Medical experts in the Faroe Islands have said that pilot whales are now so contaminated with toxic pollutants that they should not be eaten at all.
The Faroe Islands, situated midway between Scotland and Iceland, is where whale hunts known as the ‘grind’ take place each year with entire pods of whales driven ashore and hacked to death in a bloody and cruel spectacle. The islanders kill hundreds of pilot whales each year, as well as dolphins and beaked whales.
Faroese medical officers have announced what anti-whaling campaigners have been saying for a long time – that pilot whale meat and blubber is so contaminated by mercury, PCBs and DDT pesticide pollutants that it is unsafe for human consumption.

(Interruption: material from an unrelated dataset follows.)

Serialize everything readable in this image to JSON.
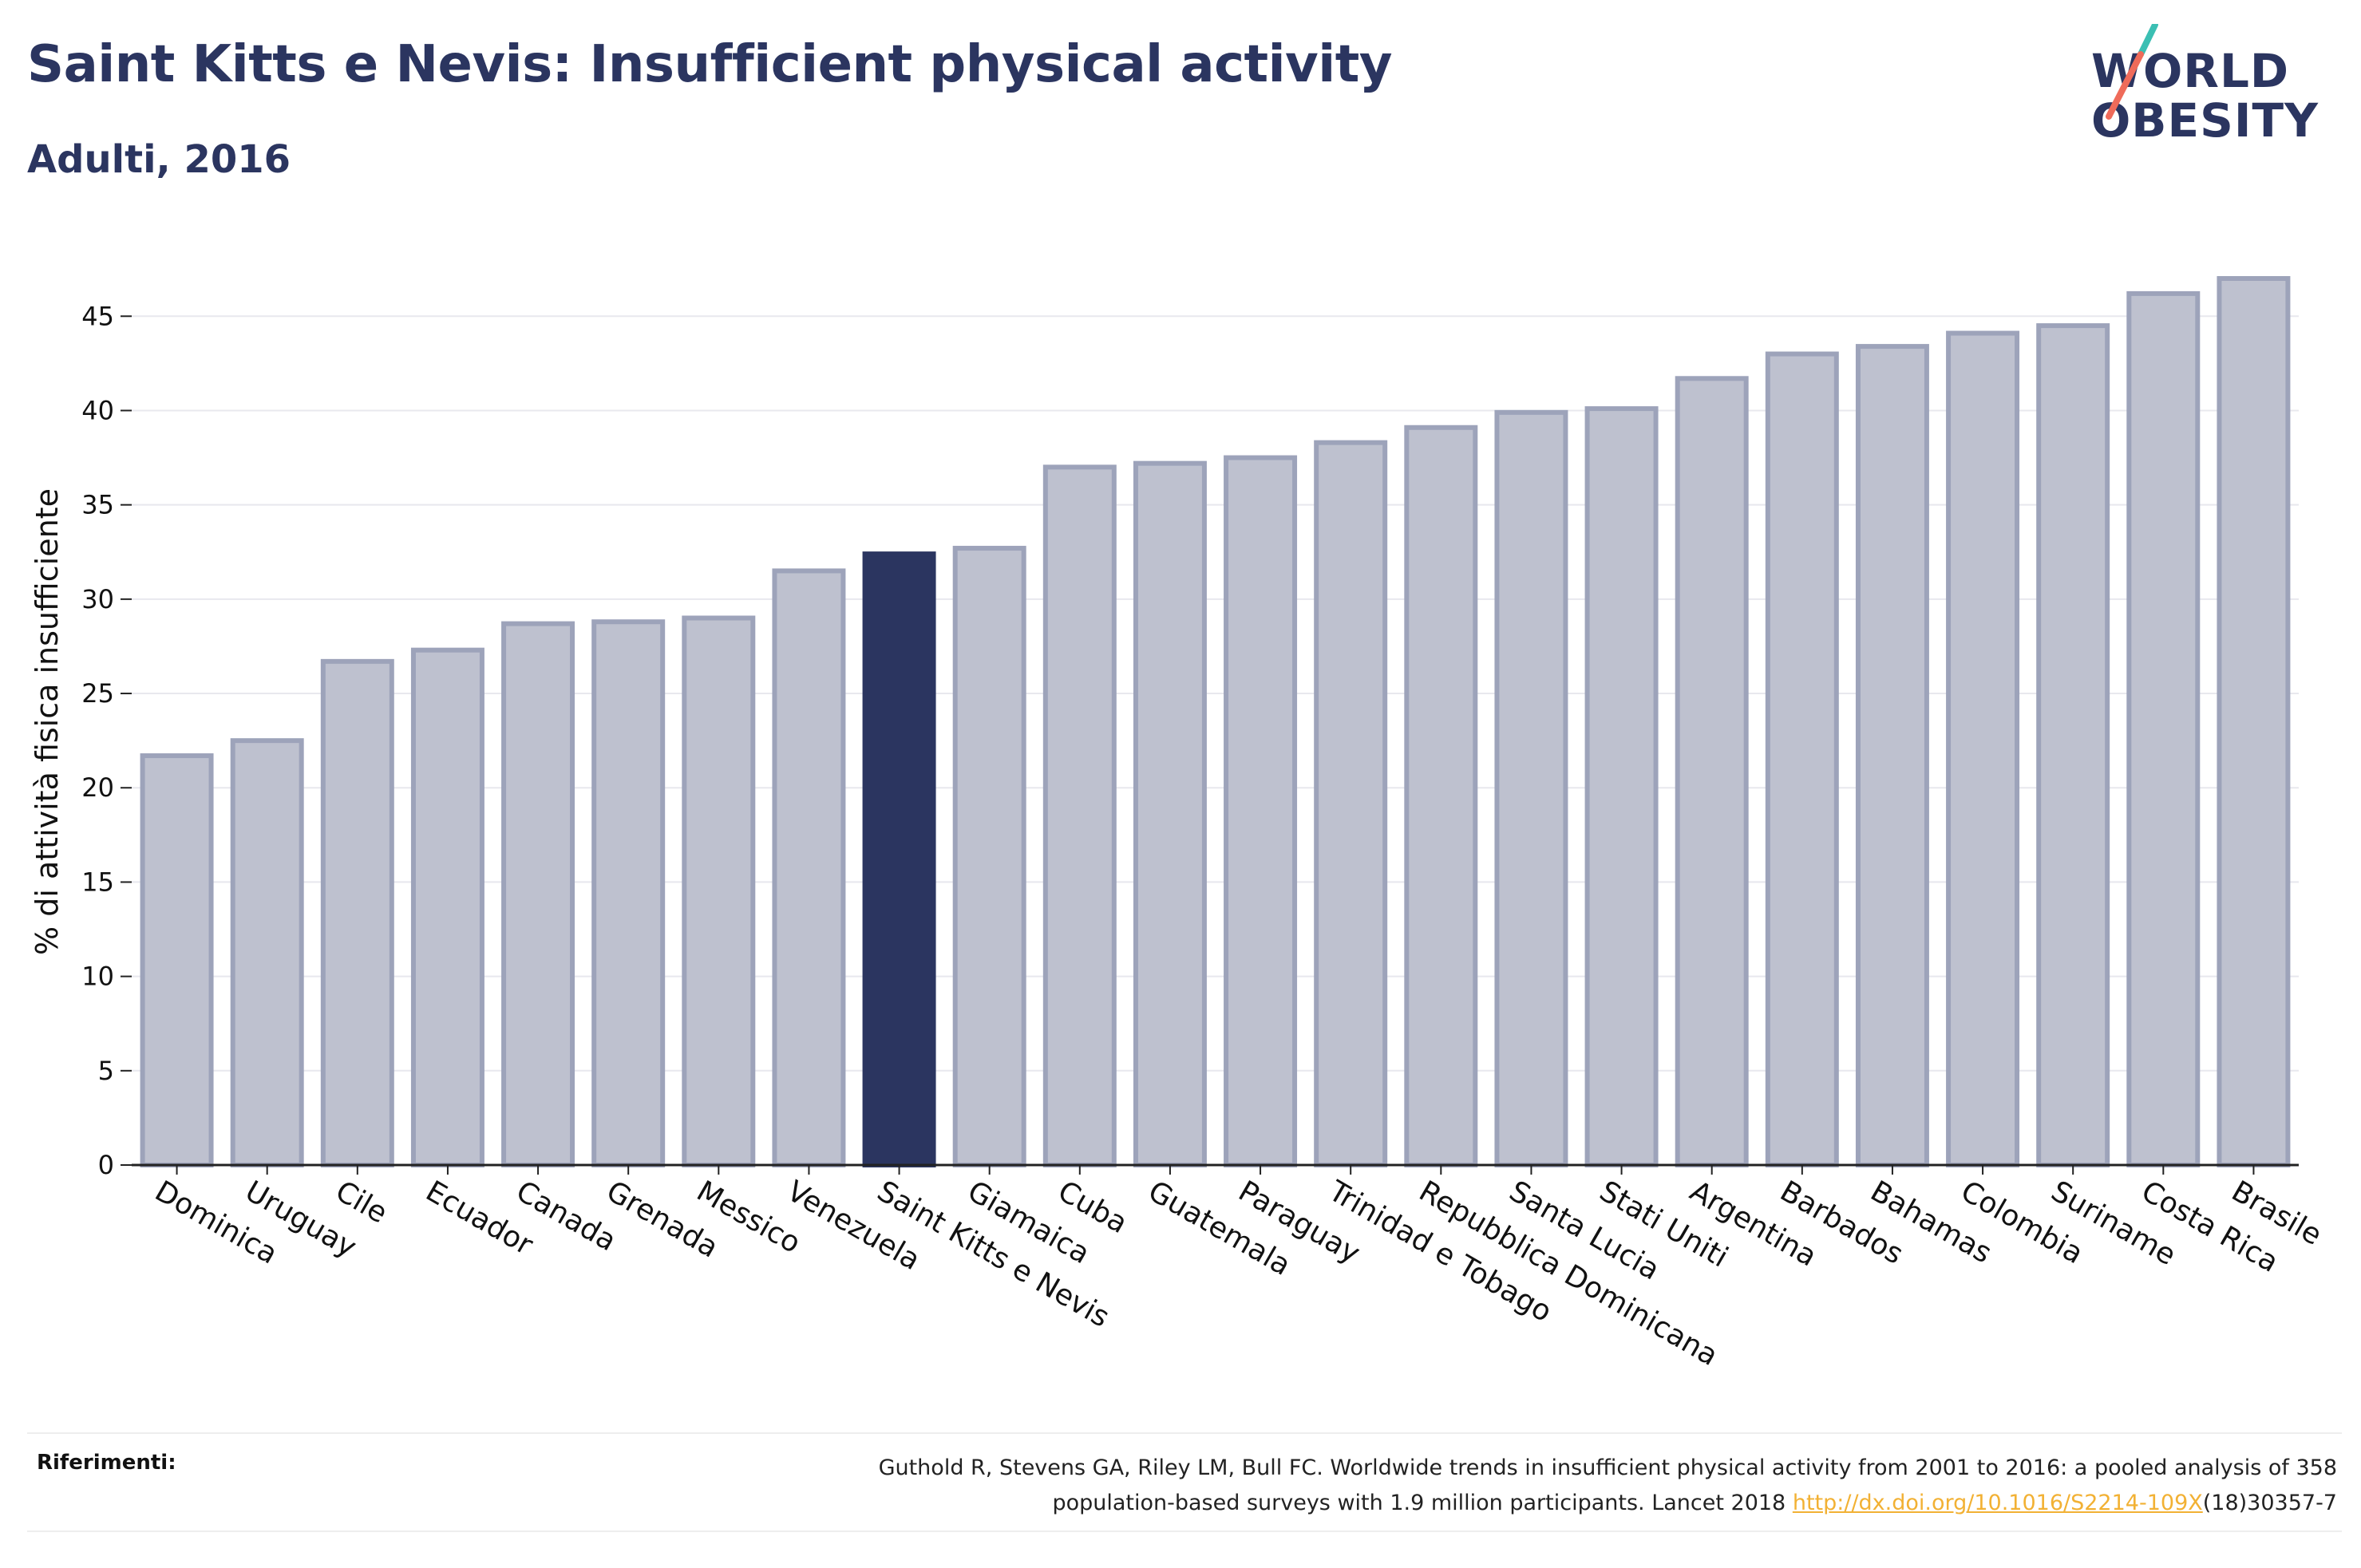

“We have been arguing for many years that whale and dolphin meat is no longer safe for human consumption’ said Campaign Whale Director Andy Ottaway “In that time the Faroese alone have continued to slaughter whales in huge numbers in the most brutal and callous way imaginable. We hope this is the beginning of the end for this cruel hunt, but our pollution may yet drive these poor whales to extinction”.
Research on the impact of pollutants such as mercury on the Faroese themselves has revealed damage to foetal neural development, high blood pressure, and impaired immunity in children, as well as increased rates of Parkinson’s disease, circulatory problems and possibly infertility in adults.
“Around the world, particularly in Japan, hundreds of thousands of smaller whales, dolphins and porpoises are cruelly slaughtered for their meat. The tragic irony is that these animals are being slowly poisoned to death as are the people eating them,” said Andy Ottaway of Campaign Whale”, We have to stop killing these wonderful animals and stop polluting our planet. What this demonstrates is that what we do to our world and fellow creatures in it, so we ultimately are doing to ourselves.”